Re: POP3 was: Re: command not found [SOLVED]

2015-12-18 Thread Bob Bernstein

On Fri, 18 Dec 2015, Gene Heskett wrote:

A mailfile, as I understand it, is the whole thing merged into 
one file, with a blank line or something as a separator, and 
an index file containing the starting offset and read status 
of each message in the main file to speed up the search for 
new mail.


Is that structure/function of the mailfile found only in 
connection with certain specific MUA's, those which, for 
example, might implement or somehow make use of it?


I know about maildir, mbox and mh, but not mailfile. But don't 
sweat this Gene; if I was really curious I'd google the goshdarn 
thing!



--
Bob Bernstein



Re: POP3 was: Re: command not found [SOLVED]

2015-12-18 Thread Joe
On Fri, 18 Dec 2015 16:33:14 -0500 (EST)
Bob Bernstein  wrote:

> On Fri, 18 Dec 2015, Gene Heskett wrote:
> 
> > A mailfile, as I understand it, is the whole thing merged into 
> > one file, with a blank line or something as a separator, and 
> > an index file containing the starting offset and read status 
> > of each message in the main file to speed up the search for 
> > new mail.  
> 
> Is that structure/function of the mailfile found only in 
> connection with certain specific MUA's, those which, for 
> example, might implement or somehow make use of it?
> 
> I know about maildir, mbox and mh, but not mailfile. But don't 
> sweat this Gene; if I was really curious I'd google the goshdarn 
> thing!
> 
> 

I was assuming that he meant the mbox format, which is/was pretty much
universal before the widespread use of IMAP. Debian's default MTA exim4
uses mbox by default but is easy to switch to maildir. As I recall, and
it's a few years ago now, that was the only reconfiguration needed on my
server when I installed Courier IMAP. Otherwise, it all Just Worked,
and has done so ever since.

I don't believe dovecot was around then, it was a choice between
Courier, Cyrus and UW, and I have no recollection at all of the
reason for my choice.

-- 
Joe



Re: POP3 was: Re: command not found [SOLVED]

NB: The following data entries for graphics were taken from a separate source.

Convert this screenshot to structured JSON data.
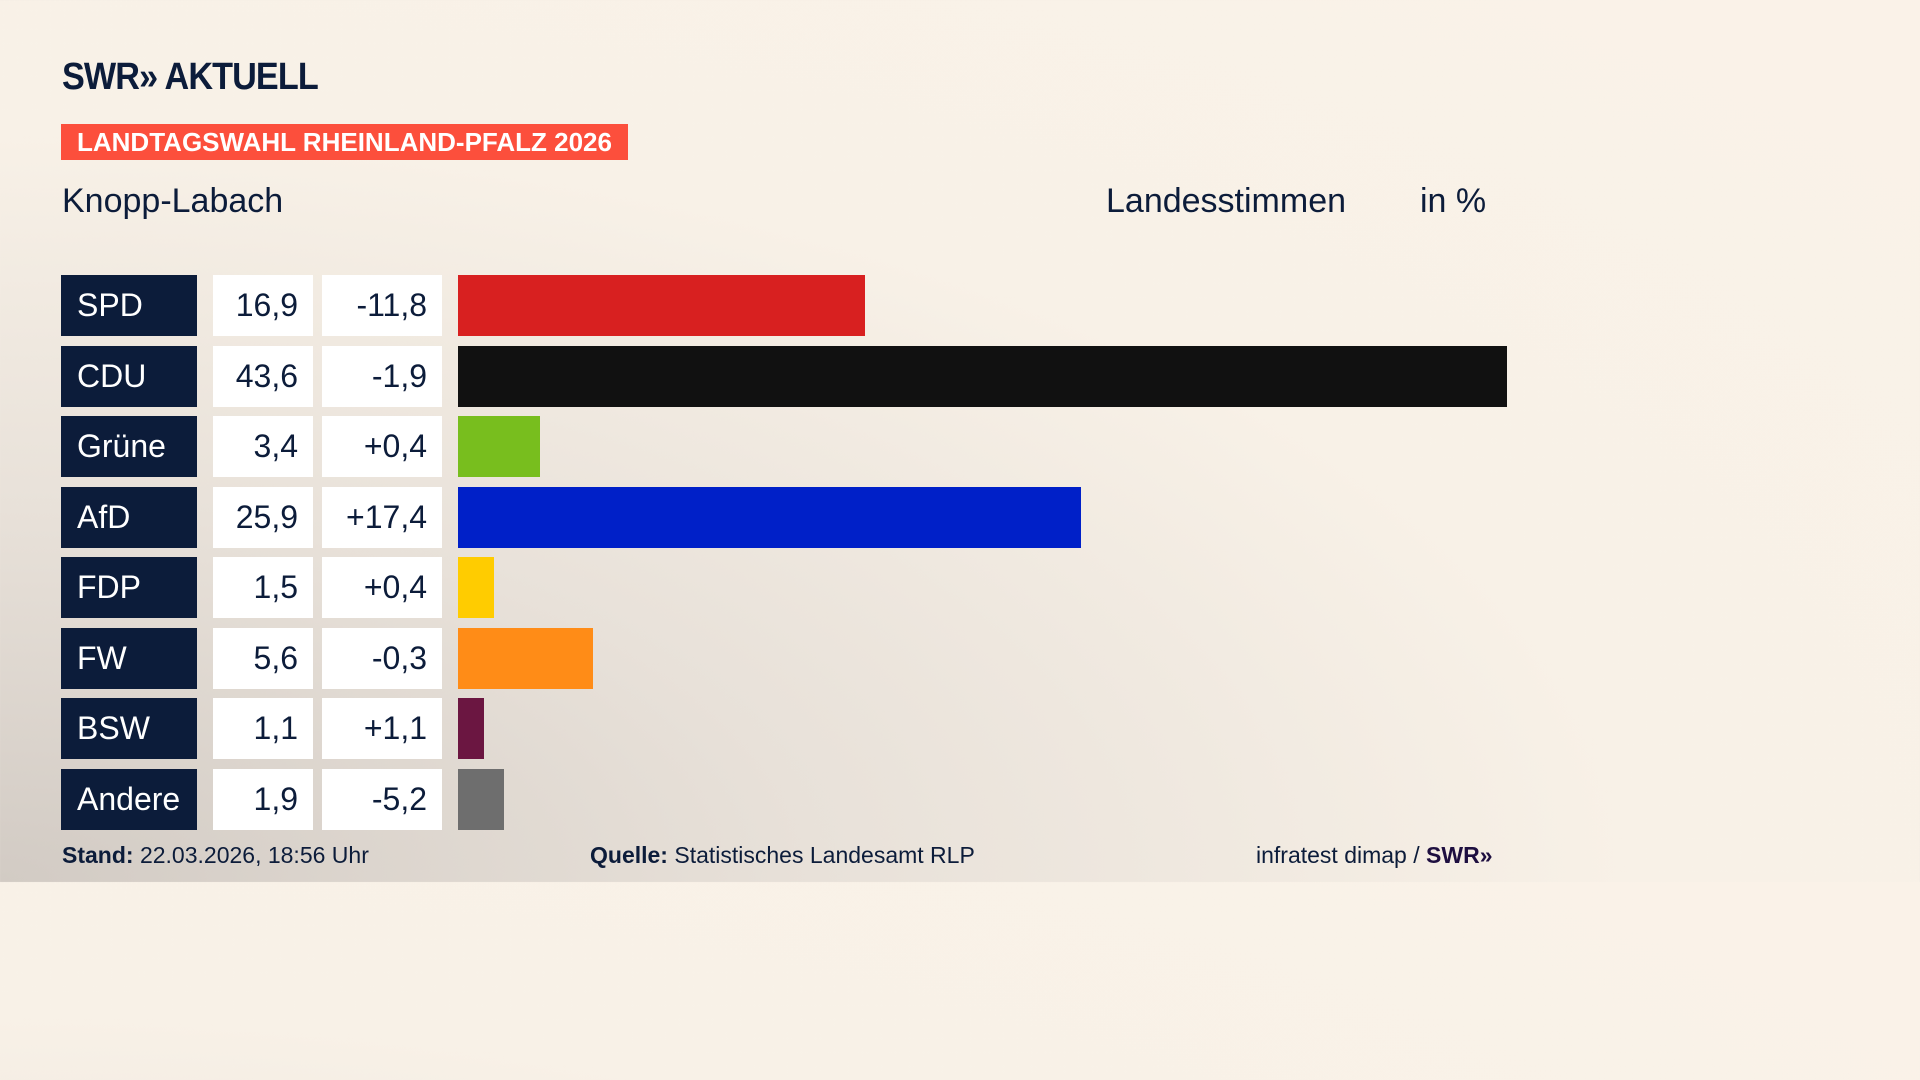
{
  "header": {
    "logo": "SWR» AKTUELL",
    "badge": "LANDTAGSWAHL RHEINLAND-PFALZ 2026",
    "region": "Knopp-Labach",
    "metric": "Landesstimmen",
    "unit": "in %"
  },
  "chart_data": {
    "type": "bar",
    "orientation": "horizontal",
    "xlim": [
      0,
      43.6
    ],
    "categories": [
      "SPD",
      "CDU",
      "Grüne",
      "AfD",
      "FDP",
      "FW",
      "BSW",
      "Andere"
    ],
    "values": [
      "16,9",
      "43,6",
      "3,4",
      "25,9",
      "1,5",
      "5,6",
      "1,1",
      "1,9"
    ],
    "numeric_values": [
      16.9,
      43.6,
      3.4,
      25.9,
      1.5,
      5.6,
      1.1,
      1.9
    ],
    "changes": [
      "-11,8",
      "-1,9",
      "+0,4",
      "+17,4",
      "+0,4",
      "-0,3",
      "+1,1",
      "-5,2"
    ],
    "colors": [
      "#d82020",
      "#111111",
      "#78be1e",
      "#0020c8",
      "#ffcc00",
      "#ff8c17",
      "#6b1641",
      "#6e6e6e"
    ]
  },
  "footer": {
    "stand_label": "Stand:",
    "stand_value": "22.03.2026, 18:56 Uhr",
    "source_label": "Quelle:",
    "source_value": "Statistisches Landesamt RLP",
    "credit": "infratest dimap / ",
    "credit_logo": "SWR»"
  }
}
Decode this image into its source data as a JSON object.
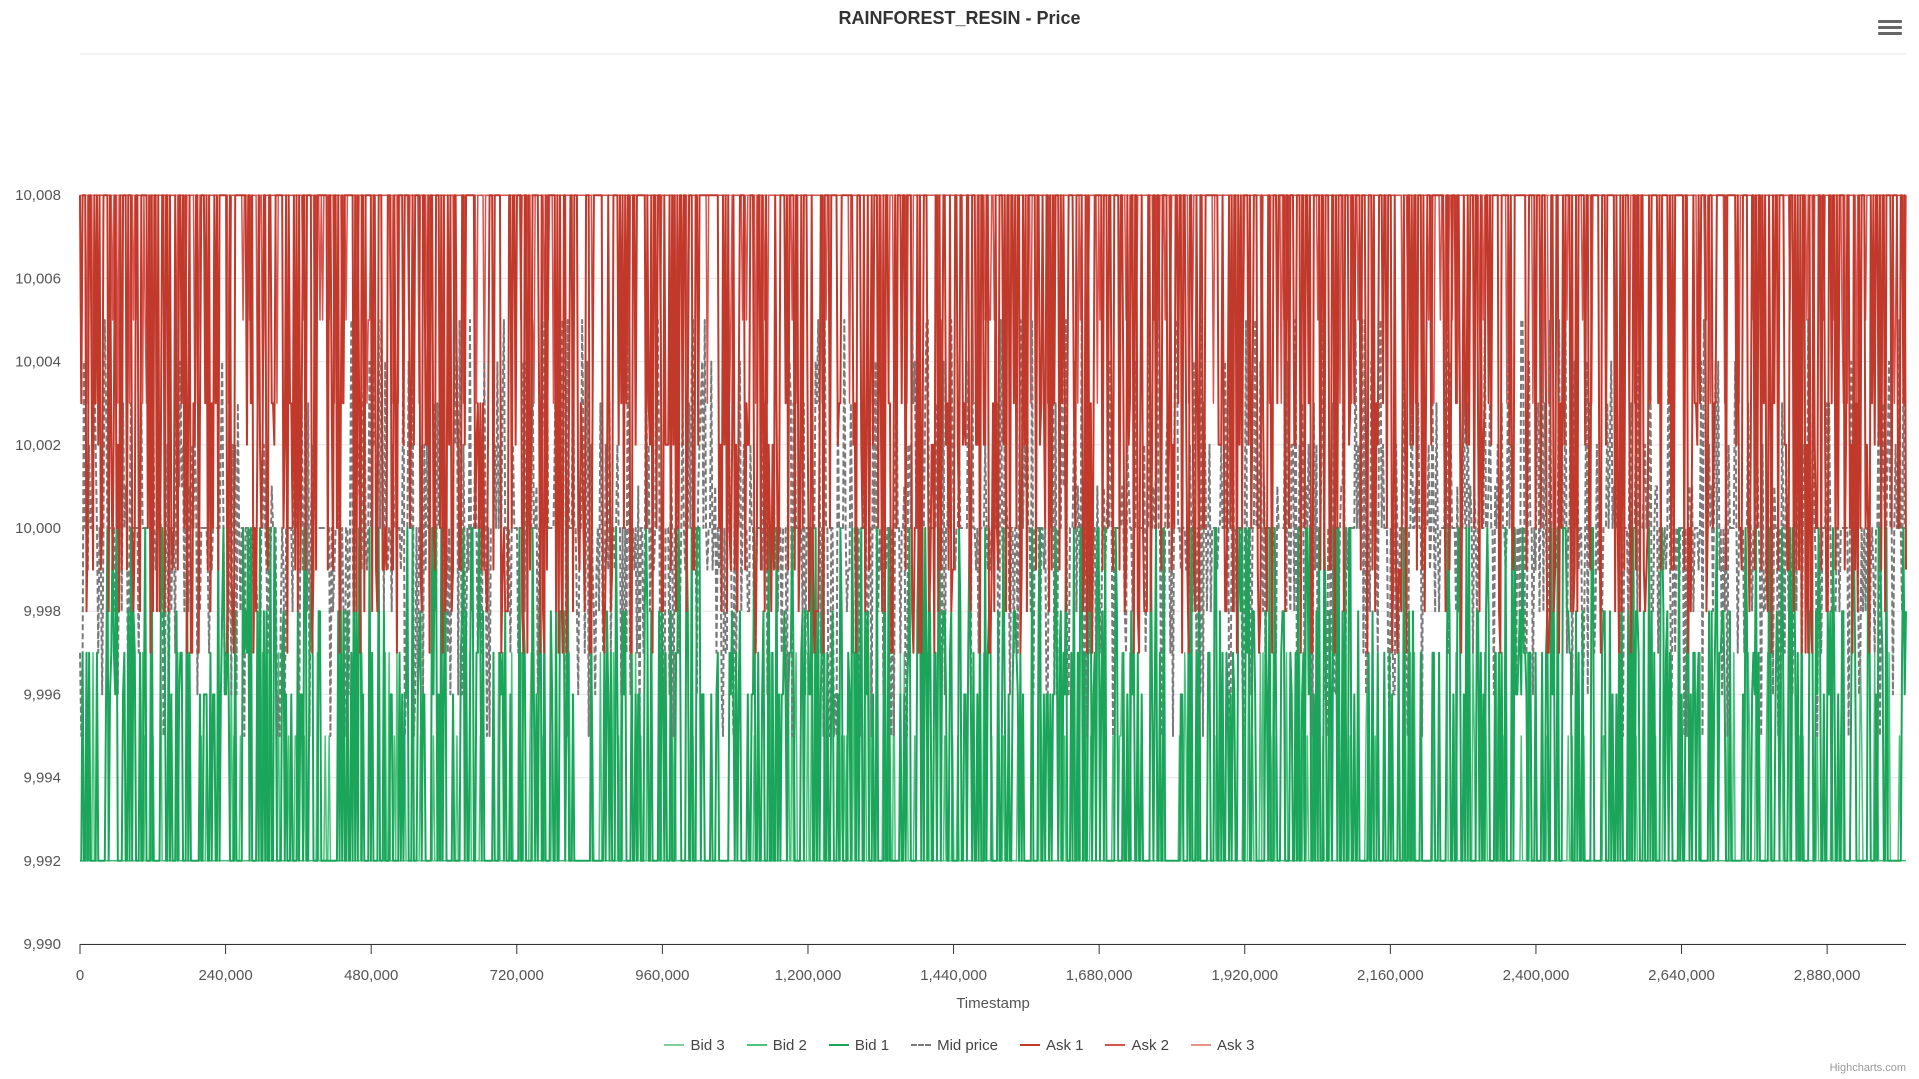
{
  "chart_data": {
    "type": "line",
    "title": "RAINFOREST_RESIN - Price",
    "xlabel": "Timestamp",
    "ylabel": "",
    "xlim": [
      0,
      3010000
    ],
    "ylim": [
      9990,
      10010
    ],
    "x_ticks": [
      0,
      240000,
      480000,
      720000,
      960000,
      1200000,
      1440000,
      1680000,
      1920000,
      2160000,
      2400000,
      2640000,
      2880000
    ],
    "x_tick_labels": [
      "0",
      "240,000",
      "480,000",
      "720,000",
      "960,000",
      "1,200,000",
      "1,440,000",
      "1,680,000",
      "1,920,000",
      "2,160,000",
      "2,400,000",
      "2,640,000",
      "2,880,000"
    ],
    "y_ticks": [
      9990,
      9992,
      9994,
      9996,
      9998,
      10000,
      10002,
      10004,
      10006,
      10008
    ],
    "y_tick_labels": [
      "9,990",
      "9,992",
      "9,994",
      "9,996",
      "9,998",
      "10,000",
      "10,002",
      "10,004",
      "10,006",
      "10,008"
    ],
    "grid": true,
    "legend_position": "bottom-center",
    "series": [
      {
        "name": "Bid 3",
        "color": "#7fcf9d",
        "dash": "solid",
        "width": 1.5,
        "base": 9992,
        "levels": [
          9992
        ]
      },
      {
        "name": "Bid 2",
        "color": "#4cc27f",
        "dash": "solid",
        "width": 1.5,
        "base": 9992,
        "levels": [
          9995,
          9997
        ]
      },
      {
        "name": "Bid 1",
        "color": "#1aa55a",
        "dash": "solid",
        "width": 2,
        "base": 9992,
        "levels": [
          9996,
          9997,
          9998,
          10000
        ]
      },
      {
        "name": "Mid price",
        "color": "#7a7a7a",
        "dash": "dashed",
        "width": 2,
        "base": 10000,
        "levels": [
          9995,
          9996,
          9997,
          9998,
          9999,
          10001,
          10002,
          10003,
          10004,
          10005
        ]
      },
      {
        "name": "Ask 1",
        "color": "#c0392b",
        "dash": "solid",
        "width": 2,
        "base": 10008,
        "levels": [
          9997,
          9998,
          9999,
          10000,
          10002,
          10003
        ]
      },
      {
        "name": "Ask 2",
        "color": "#d9534f",
        "dash": "solid",
        "width": 1.5,
        "base": 10008,
        "levels": [
          10003,
          10005
        ]
      },
      {
        "name": "Ask 3",
        "color": "#e8948a",
        "dash": "solid",
        "width": 1.5,
        "base": 10008,
        "levels": [
          10008
        ]
      }
    ]
  },
  "ui": {
    "menu_icon": "hamburger-menu-icon",
    "credits": "Highcharts.com"
  }
}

2015-12-18 Thread Gene Heskett
On Friday 18 December 2015 14:02:52 Martin Read wrote:

> On 18/12/15 18:14, Gene Heskett wrote:
> > Ok, I have constructed a recursive pull ~/.wgetrc, but all I get are
> > syntax errors.  The file: (which kmail cannit insert, so copy-paste)
> > gene@coyote:~/Documents/dovecot-wiki$ cat ~/.wgetrc
> > -np
> > --follow-ftp
> > -r
> > -l 20
> > -k
>
> Using "info wget" to read the wget user manual, I see that your wgetrc
> is indeed syntactically invalid. To do what yours appears to be
> intended to do, you would need something like:
>
> no_parent = on
> follow_ftp = on
> recursive = on
> reclevel = 20
> convert_links = on

I changed it, and while it is attempting to do something, the errors are 
abundant, like no permission, 403 FORBIDEN, and 503 SERVICE NOT 
AVAILABLE  Total files retrieved and converted are only about 30.

Many of the filenames were long strings of high bit set hex numbers. None 
of which existed. So obviously I need to set a few more options.  But 
what?

Cheers, Gene Heskett
-- 
"There are four boxes to be used in defense of liberty:
 soap, ballot, jury, and ammo. Please use in that order."